Judge Bumb continued: Defendants do not quarrel with this proposition. Again, Defendants must be able to rebut the presumption that the challenged conduct is constitutionally protected by “demonstrating that the regulation is consistent with this Nation’s historical tradition of firearm regulation.” Bruen, 142 S. Ct. at 2126. To reiterate, Defendants “may not simply posit that the regulation promotes an important interest. Rather, the [Defendants] must demonstrate that the regulation is consistent with this Nation’s historical tradition of firearm regulation.” Id. 13 (emphasis added).
Carefully following this roadmap set forth in Bruen, the Court now considers each of the challenged “sensitive places” set forth in Plaintiffs’ pending motion for emergent injunctive relief. Plaintiffs argue that because the scope of the Second Amendment was set in 1791, that is the key time period for historical tradition analysis as opposed to the prevailing understanding of an individual right when the 14th Amendment was ratified in 1868. [Pls.’ Br. at 19.] Because New Jersey’s lack of support for its newly enacted legislation fails in either time period, whether it be 1791 when the Bill of Rights was enacted or 1868 when the 14th Amendment was, for reasons set forth herein, at this stage the Court need not decide this issue that had been left unresolved in Bruen. See Bruen, 142 S. Ct. at 2163 (“Here, the lack of support for New York’s law in either period makes it unnecessary to choose between them.”) (Barrett, J., concurring).
By stating that Defendants have not met their burden as to presenting historical evidence, the Court does not mean to shift the burden that Plaintiffs have in obtaining injunctive relief. Rather, it is a factor this Court considers as to whether Plaintiffs have met their burden as to the likelihood of success on the merits prong.

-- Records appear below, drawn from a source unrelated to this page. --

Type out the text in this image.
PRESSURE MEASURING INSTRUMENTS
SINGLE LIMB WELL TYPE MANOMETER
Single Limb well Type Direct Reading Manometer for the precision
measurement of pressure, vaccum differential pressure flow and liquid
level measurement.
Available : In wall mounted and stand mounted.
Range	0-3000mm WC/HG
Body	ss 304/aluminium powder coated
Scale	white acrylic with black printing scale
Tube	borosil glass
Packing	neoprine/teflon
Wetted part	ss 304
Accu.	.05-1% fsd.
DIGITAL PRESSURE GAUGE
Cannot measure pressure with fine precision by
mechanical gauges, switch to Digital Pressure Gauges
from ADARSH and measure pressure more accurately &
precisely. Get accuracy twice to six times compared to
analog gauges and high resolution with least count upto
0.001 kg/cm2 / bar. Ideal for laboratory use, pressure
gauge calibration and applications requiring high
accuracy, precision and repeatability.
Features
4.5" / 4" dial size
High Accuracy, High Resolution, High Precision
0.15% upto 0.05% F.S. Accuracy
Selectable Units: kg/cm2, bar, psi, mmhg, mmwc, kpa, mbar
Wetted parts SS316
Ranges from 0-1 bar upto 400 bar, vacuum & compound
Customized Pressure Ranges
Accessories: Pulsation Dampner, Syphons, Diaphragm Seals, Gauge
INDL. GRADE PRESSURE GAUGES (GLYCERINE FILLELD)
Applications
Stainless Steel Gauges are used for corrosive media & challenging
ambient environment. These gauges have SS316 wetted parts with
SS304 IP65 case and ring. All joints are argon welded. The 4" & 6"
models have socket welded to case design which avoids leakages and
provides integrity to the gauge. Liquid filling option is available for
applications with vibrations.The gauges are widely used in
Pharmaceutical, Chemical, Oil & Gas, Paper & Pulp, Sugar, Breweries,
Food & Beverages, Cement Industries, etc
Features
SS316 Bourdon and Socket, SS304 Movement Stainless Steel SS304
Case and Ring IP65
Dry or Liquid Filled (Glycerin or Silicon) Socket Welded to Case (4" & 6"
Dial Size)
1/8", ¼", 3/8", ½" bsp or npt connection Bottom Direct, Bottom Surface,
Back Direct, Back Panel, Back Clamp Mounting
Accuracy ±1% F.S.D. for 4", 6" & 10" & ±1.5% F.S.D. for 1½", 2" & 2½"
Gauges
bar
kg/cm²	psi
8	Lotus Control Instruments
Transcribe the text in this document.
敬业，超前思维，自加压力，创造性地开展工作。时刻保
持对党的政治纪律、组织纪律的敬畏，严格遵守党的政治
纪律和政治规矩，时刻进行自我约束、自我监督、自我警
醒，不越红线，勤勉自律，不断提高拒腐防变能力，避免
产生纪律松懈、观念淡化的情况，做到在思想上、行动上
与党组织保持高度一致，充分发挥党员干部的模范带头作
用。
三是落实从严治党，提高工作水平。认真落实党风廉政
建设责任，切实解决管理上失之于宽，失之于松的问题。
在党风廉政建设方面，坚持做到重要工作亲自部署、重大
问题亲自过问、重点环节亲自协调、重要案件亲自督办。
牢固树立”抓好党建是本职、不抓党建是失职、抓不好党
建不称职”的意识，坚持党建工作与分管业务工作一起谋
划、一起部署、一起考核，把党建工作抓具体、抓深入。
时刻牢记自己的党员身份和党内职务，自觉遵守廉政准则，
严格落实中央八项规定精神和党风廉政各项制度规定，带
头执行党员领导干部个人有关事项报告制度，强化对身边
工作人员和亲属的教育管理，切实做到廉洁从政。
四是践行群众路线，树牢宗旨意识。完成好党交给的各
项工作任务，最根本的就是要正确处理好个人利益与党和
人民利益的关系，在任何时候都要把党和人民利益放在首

In their brief, Defendants have conflated this section of the legislation with “locations for government and constitutionally-protected activity” suggesting a connection with public libraries and museums as “places where the rights to speech and intellectual freedom are at their apex.” [State’s Br. at 29.] This is a stretch to say the least. First, the Second Amendment’s plain text covers the conduct in question (carrying a concealed handgun for self-defense in public). As a result, Defendants must be able to rebut the presumption of protection against this regulation by demonstrating that the regulation is consistent with this Nation’s historical tradition of firearm regulation.
This opinion is complicated in light of the subject matter combined with the injunctive relief standards and rules of civil procedure. Reference to the government in this civil context as “Defendants” further adds to the confusion. The government is typically the plaintiff in cases involving criminal law and firearms issues.